Richardson—a leader named a “one-man diplomatic effort” by London’s Financial Times—ascribes his success to 15 years of representing New Mexico’s 3rd District in Congress. It’s an area comprised of 28 sovereign Indian tribes, as well as the state’s richest and poorest counties. “After participating in 2,300 town meetings, you learn to negotiate on your feet,” he told the New York Times.

After Congress and the U.N., Richardson was appointed to President Bill Clinton’s cabinet as secretary of energy—where he wasn’t afraid to tackle the tough issues effectively taming rising oil prices, allotting more than 20,000 acres for wildlife preservation, and setting up a program to clean 10 tons of radioactive waste from the Colorado River.

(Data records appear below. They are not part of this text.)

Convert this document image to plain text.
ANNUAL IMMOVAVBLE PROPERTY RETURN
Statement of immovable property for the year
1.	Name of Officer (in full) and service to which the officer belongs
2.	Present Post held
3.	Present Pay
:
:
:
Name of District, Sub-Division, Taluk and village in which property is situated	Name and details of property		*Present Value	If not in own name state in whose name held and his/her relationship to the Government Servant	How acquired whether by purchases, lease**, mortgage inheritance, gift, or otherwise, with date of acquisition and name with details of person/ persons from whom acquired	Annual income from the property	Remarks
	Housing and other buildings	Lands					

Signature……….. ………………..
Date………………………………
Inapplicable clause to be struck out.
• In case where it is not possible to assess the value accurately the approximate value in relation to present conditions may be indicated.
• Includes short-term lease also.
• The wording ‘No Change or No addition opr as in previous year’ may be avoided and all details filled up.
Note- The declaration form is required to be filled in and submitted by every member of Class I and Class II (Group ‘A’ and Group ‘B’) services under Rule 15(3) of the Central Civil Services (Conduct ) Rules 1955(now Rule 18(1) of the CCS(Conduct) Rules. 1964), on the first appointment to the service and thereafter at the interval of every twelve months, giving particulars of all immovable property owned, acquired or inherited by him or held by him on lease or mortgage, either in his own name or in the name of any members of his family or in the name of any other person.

Richardson’s forte as Governor? Building bridges with corporations, Hollywood studios, foreign investors, and other leaders to bring prosperity home to New Mexico—all the while finding time to attend events like the grand opening of a Dollar General Store in Clovis. Of late, Richardson and California Governor Arnold Schwarzenegger joined forces at the April 2004 Energy Summit to endorse greater use of wind, solar, and biomass energy in the Western states. Here in New Mexico, the Governor is supporting the Southwest Regional Spaceport as a center for the research of commercial space travel, and New Mexico will host the X-PRIZE CUP and Public Spaceflight Exhibition in 2005. Also, Richardson’s meetings with execs at Warner Brothers, MGM, Paramount and Universal have increased filmmakers’ awareness of our state as a film location. Since Richardson took office, filmmaking has brought $162 million to the economy.

Even the oft-skeptical Economist, had good things to say about the governor: “Mr. Richardson ran as a modernizer in 2002 and, having won by a thumping 16-point margin, he has duly started changing the system. He now claims the right to allocate about half of the budget, and is spending much of that on statewide infrastructure projects.”

Perhaps his strongest accolades come from Forbes magazine publisher Rich Karlgaard who wrote in June “Prominent tax-cutting, free-trade democrats are rare. . . .But New Mexico Governor Bill Richardson is the real deal. He won his first election in 2002 with a promise to cut New Mexico’s taxes on capital gains and income—and he’s made good on his pledge. Not surprisingly, New Mexico is shooting up on the charts as a location to do business.”